Federal Reserve prepares for U.S. default

GlobalPost

As the wrangling over the U.S. debt ceiling continues in Washington, the Federal Reserve is making preparations in the event that Congress and President Obama fail to reach an agreement by the August 2 deadline.

August 2 is when the U.S. Treasury would run out of money to pay its bills if lawmakers cannot agree on a plan to raise the government’s $14.3 trillion borrowing limit.

"We are in contingency planning mode," Charles Plosser, president of the Philadelphia Federal Reserve Bank, told Reuters "We are all engaged. It's a very active process."

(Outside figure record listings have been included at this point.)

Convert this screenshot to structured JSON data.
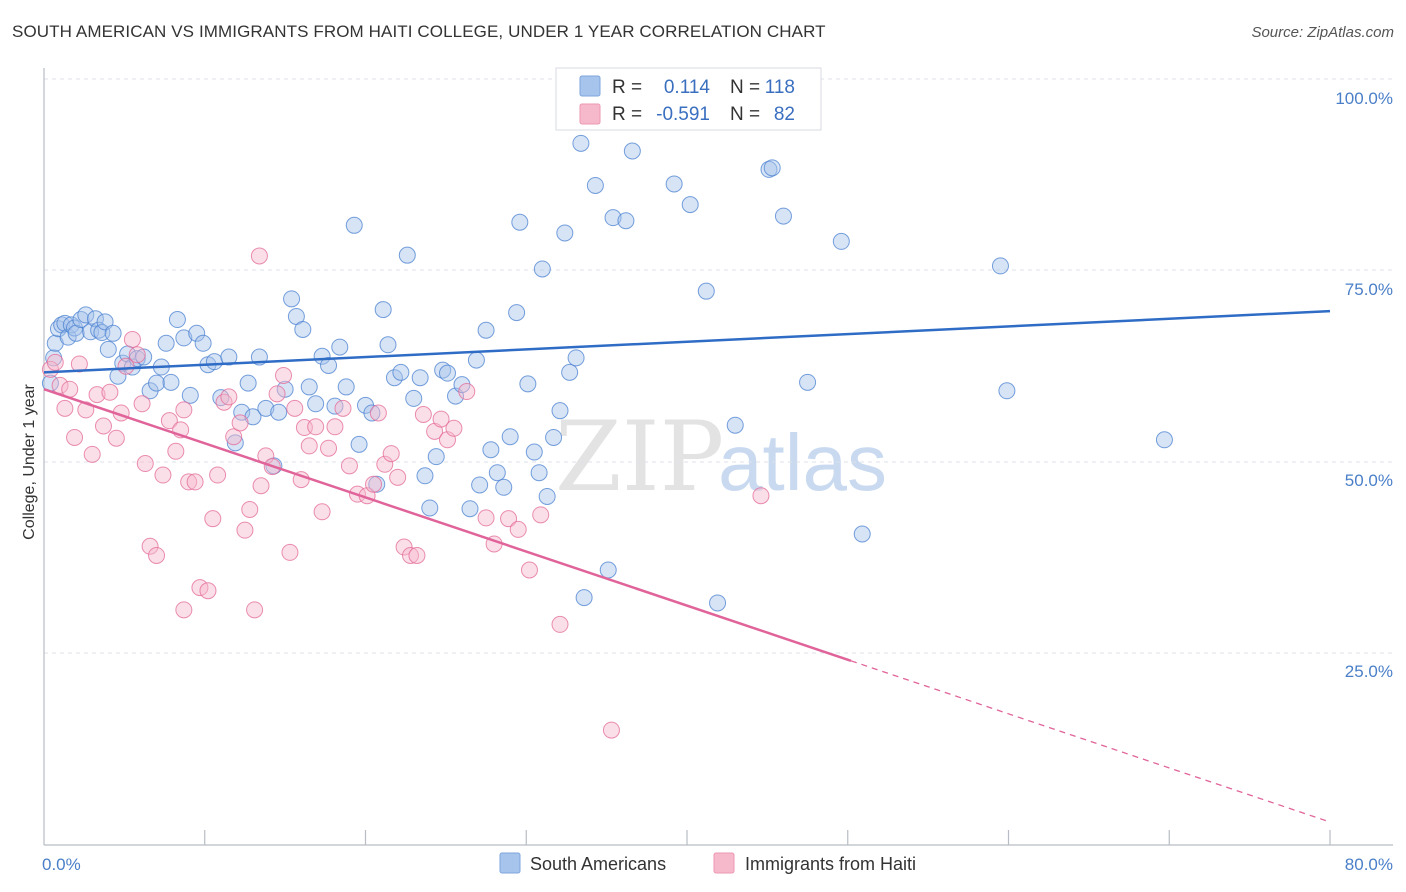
{
  "title": "SOUTH AMERICAN VS IMMIGRANTS FROM HAITI COLLEGE, UNDER 1 YEAR CORRELATION CHART",
  "source": "Source: ZipAtlas.com",
  "watermark": {
    "zip": "ZIP",
    "atlas": "atlas"
  },
  "legend": {
    "r_label": "R =",
    "n_label": "N =",
    "rows": [
      {
        "r": "0.114",
        "n": "118",
        "color": "#a7c4ec"
      },
      {
        "r": "-0.591",
        "n": "82",
        "color": "#f6b8cb"
      }
    ]
  },
  "bottom_legend": [
    {
      "label": "South Americans",
      "color": "#a7c4ec"
    },
    {
      "label": "Immigrants from Haiti",
      "color": "#f6b8cb"
    }
  ],
  "chart_data": {
    "type": "scatter",
    "ylabel": "College, Under 1 year",
    "x_ticks": [
      "0.0%",
      "80.0%"
    ],
    "y_ticks": [
      "100.0%",
      "75.0%",
      "50.0%",
      "25.0%"
    ],
    "xlim": [
      0,
      80
    ],
    "ylim": [
      0,
      100
    ],
    "grid": true,
    "series": [
      {
        "name": "South Americans",
        "color": "#4a80d0",
        "fill": "#a7c4ec",
        "trend": {
          "x": [
            0,
            80
          ],
          "y": [
            61.7,
            69.7
          ]
        },
        "points": [
          [
            0.4,
            60.3
          ],
          [
            0.6,
            63.6
          ],
          [
            0.7,
            65.5
          ],
          [
            0.9,
            67.4
          ],
          [
            1.1,
            67.9
          ],
          [
            1.3,
            68.1
          ],
          [
            1.5,
            66.3
          ],
          [
            1.7,
            67.9
          ],
          [
            1.9,
            67.5
          ],
          [
            2.0,
            66.8
          ],
          [
            2.3,
            68.6
          ],
          [
            2.6,
            69.2
          ],
          [
            2.9,
            67.0
          ],
          [
            3.2,
            68.7
          ],
          [
            3.4,
            67.2
          ],
          [
            3.6,
            66.9
          ],
          [
            3.8,
            68.3
          ],
          [
            4.0,
            64.7
          ],
          [
            4.3,
            66.8
          ],
          [
            4.6,
            61.2
          ],
          [
            4.9,
            62.9
          ],
          [
            5.2,
            64.1
          ],
          [
            5.5,
            62.4
          ],
          [
            5.8,
            63.5
          ],
          [
            6.2,
            63.7
          ],
          [
            6.6,
            59.3
          ],
          [
            7.0,
            60.3
          ],
          [
            7.3,
            62.4
          ],
          [
            7.6,
            65.5
          ],
          [
            7.9,
            60.4
          ],
          [
            8.3,
            68.6
          ],
          [
            8.7,
            66.2
          ],
          [
            9.1,
            58.7
          ],
          [
            9.5,
            66.8
          ],
          [
            9.9,
            65.5
          ],
          [
            10.2,
            62.7
          ],
          [
            10.6,
            63.1
          ],
          [
            11.0,
            58.4
          ],
          [
            11.5,
            63.7
          ],
          [
            11.9,
            52.5
          ],
          [
            12.3,
            56.5
          ],
          [
            12.7,
            60.3
          ],
          [
            13.0,
            55.9
          ],
          [
            13.4,
            63.7
          ],
          [
            13.8,
            57.0
          ],
          [
            14.3,
            49.5
          ],
          [
            14.6,
            56.5
          ],
          [
            15.0,
            59.5
          ],
          [
            15.4,
            71.3
          ],
          [
            15.7,
            69.0
          ],
          [
            16.1,
            67.3
          ],
          [
            16.5,
            59.8
          ],
          [
            16.9,
            57.6
          ],
          [
            17.3,
            63.8
          ],
          [
            17.7,
            62.6
          ],
          [
            18.1,
            57.3
          ],
          [
            18.4,
            65.0
          ],
          [
            18.8,
            59.8
          ],
          [
            19.3,
            80.9
          ],
          [
            19.6,
            52.3
          ],
          [
            20.0,
            57.4
          ],
          [
            20.4,
            56.4
          ],
          [
            20.7,
            47.1
          ],
          [
            21.1,
            69.9
          ],
          [
            21.4,
            65.3
          ],
          [
            21.8,
            61.0
          ],
          [
            22.2,
            61.7
          ],
          [
            22.6,
            77.0
          ],
          [
            23.0,
            58.3
          ],
          [
            23.4,
            61.0
          ],
          [
            23.7,
            48.2
          ],
          [
            24.0,
            44.0
          ],
          [
            24.4,
            50.7
          ],
          [
            24.8,
            62.0
          ],
          [
            25.1,
            61.6
          ],
          [
            25.6,
            58.6
          ],
          [
            26.0,
            60.1
          ],
          [
            26.5,
            43.9
          ],
          [
            26.9,
            63.3
          ],
          [
            27.1,
            47.0
          ],
          [
            27.5,
            67.2
          ],
          [
            27.8,
            51.6
          ],
          [
            28.2,
            48.6
          ],
          [
            28.6,
            46.7
          ],
          [
            29.0,
            53.3
          ],
          [
            29.4,
            69.5
          ],
          [
            29.6,
            81.3
          ],
          [
            30.1,
            60.2
          ],
          [
            30.5,
            51.3
          ],
          [
            30.8,
            48.6
          ],
          [
            31.0,
            75.2
          ],
          [
            31.3,
            45.5
          ],
          [
            31.7,
            53.2
          ],
          [
            32.1,
            56.7
          ],
          [
            32.4,
            79.9
          ],
          [
            32.7,
            61.7
          ],
          [
            33.1,
            63.6
          ],
          [
            33.4,
            91.6
          ],
          [
            33.6,
            32.3
          ],
          [
            34.3,
            86.1
          ],
          [
            35.1,
            35.9
          ],
          [
            35.4,
            81.9
          ],
          [
            36.2,
            81.5
          ],
          [
            36.6,
            90.6
          ],
          [
            39.2,
            86.3
          ],
          [
            40.2,
            83.6
          ],
          [
            41.2,
            72.3
          ],
          [
            41.9,
            31.6
          ],
          [
            41.8,
            100.0
          ],
          [
            43.0,
            54.8
          ],
          [
            45.1,
            88.2
          ],
          [
            45.3,
            88.4
          ],
          [
            46.0,
            82.1
          ],
          [
            47.5,
            60.4
          ],
          [
            49.6,
            78.8
          ],
          [
            50.9,
            40.6
          ],
          [
            59.5,
            75.6
          ],
          [
            59.9,
            59.3
          ],
          [
            69.7,
            52.9
          ]
        ]
      },
      {
        "name": "Immigrants from Haiti",
        "color": "#e36a97",
        "fill": "#f6b8cb",
        "trend": {
          "x": [
            0,
            80
          ],
          "y": [
            59.5,
            3.0
          ],
          "solid_until_x": 50.2
        },
        "points": [
          [
            0.4,
            62.1
          ],
          [
            0.7,
            63.0
          ],
          [
            1.0,
            60.0
          ],
          [
            1.3,
            57.0
          ],
          [
            1.6,
            59.5
          ],
          [
            1.9,
            53.2
          ],
          [
            2.2,
            62.8
          ],
          [
            2.6,
            56.8
          ],
          [
            3.0,
            51.0
          ],
          [
            3.3,
            58.8
          ],
          [
            3.7,
            54.7
          ],
          [
            4.1,
            59.1
          ],
          [
            4.5,
            53.1
          ],
          [
            4.8,
            56.4
          ],
          [
            5.1,
            62.5
          ],
          [
            5.5,
            66.0
          ],
          [
            5.8,
            64.0
          ],
          [
            6.1,
            57.6
          ],
          [
            6.3,
            49.8
          ],
          [
            6.6,
            39.0
          ],
          [
            7.0,
            37.8
          ],
          [
            7.4,
            48.3
          ],
          [
            7.8,
            55.4
          ],
          [
            8.2,
            51.4
          ],
          [
            8.5,
            54.2
          ],
          [
            8.7,
            56.8
          ],
          [
            9.0,
            47.4
          ],
          [
            9.4,
            47.4
          ],
          [
            9.7,
            33.6
          ],
          [
            10.2,
            33.2
          ],
          [
            10.5,
            42.6
          ],
          [
            10.8,
            48.3
          ],
          [
            11.2,
            57.8
          ],
          [
            11.5,
            58.5
          ],
          [
            11.8,
            53.3
          ],
          [
            12.2,
            55.1
          ],
          [
            12.5,
            41.1
          ],
          [
            12.8,
            43.8
          ],
          [
            13.1,
            30.7
          ],
          [
            13.5,
            46.9
          ],
          [
            13.8,
            50.8
          ],
          [
            14.2,
            49.4
          ],
          [
            14.5,
            58.9
          ],
          [
            14.9,
            61.3
          ],
          [
            15.3,
            38.2
          ],
          [
            15.6,
            57.0
          ],
          [
            16.0,
            47.7
          ],
          [
            16.2,
            54.5
          ],
          [
            16.5,
            52.1
          ],
          [
            16.9,
            54.6
          ],
          [
            17.3,
            43.5
          ],
          [
            17.7,
            51.8
          ],
          [
            18.1,
            54.6
          ],
          [
            18.6,
            57.0
          ],
          [
            19.0,
            49.5
          ],
          [
            19.5,
            45.8
          ],
          [
            20.1,
            45.6
          ],
          [
            20.5,
            47.1
          ],
          [
            20.8,
            56.4
          ],
          [
            21.2,
            49.7
          ],
          [
            21.6,
            51.1
          ],
          [
            22.0,
            48.0
          ],
          [
            22.4,
            38.9
          ],
          [
            22.8,
            37.8
          ],
          [
            23.2,
            37.8
          ],
          [
            23.6,
            56.2
          ],
          [
            24.3,
            54.0
          ],
          [
            24.7,
            55.6
          ],
          [
            25.1,
            52.9
          ],
          [
            25.5,
            54.4
          ],
          [
            26.3,
            59.2
          ],
          [
            27.5,
            42.7
          ],
          [
            28.0,
            39.3
          ],
          [
            28.9,
            42.6
          ],
          [
            29.5,
            41.2
          ],
          [
            30.2,
            35.9
          ],
          [
            30.9,
            43.1
          ],
          [
            32.1,
            28.8
          ],
          [
            35.3,
            15.0
          ],
          [
            44.6,
            45.6
          ],
          [
            8.7,
            30.7
          ],
          [
            13.4,
            76.9
          ]
        ]
      }
    ]
  }
}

Plosser, a top Fed policymaker, said he thinks Obama and Congress will come to an agreement in time to avoid a default. Yet the Fed is developing procedures for how the Treasury would communicate to the Fed which government checks would get cleared and which wouldn’t. The policy would affect payments to everyone from social security recipients to government workers. Wall Street is also planning for the worst.

Last week Fed Chairman Ben Bernanke warned that a default would have catastrophic effects on the financial markets. Because of the continued bickering in Washington, the financial markets are already starting to become agitated, the New York Times reports. Stock prices have become increasingly volatile, although analysts say the signs of panic are small for now.

In Washington, Obama met separately with Republican and Democratic leaders Wednesday, yet neither reported significant progress on agreeing on a package that would include deep spending cuts, elimination of certain tax breaks and deductions and also lower some tax rates. The main sticking point is whether House Republicans would agree to any deficit-reduction plan that could potentially raise tax rates.

A number of high-ranking Republicans have already warned that the plan put forward Tuesday by the “Gang of Six” – a bipartisan group of senators who worked for months to reach an agreement – depended too much on higher revenues to cut projected deficits.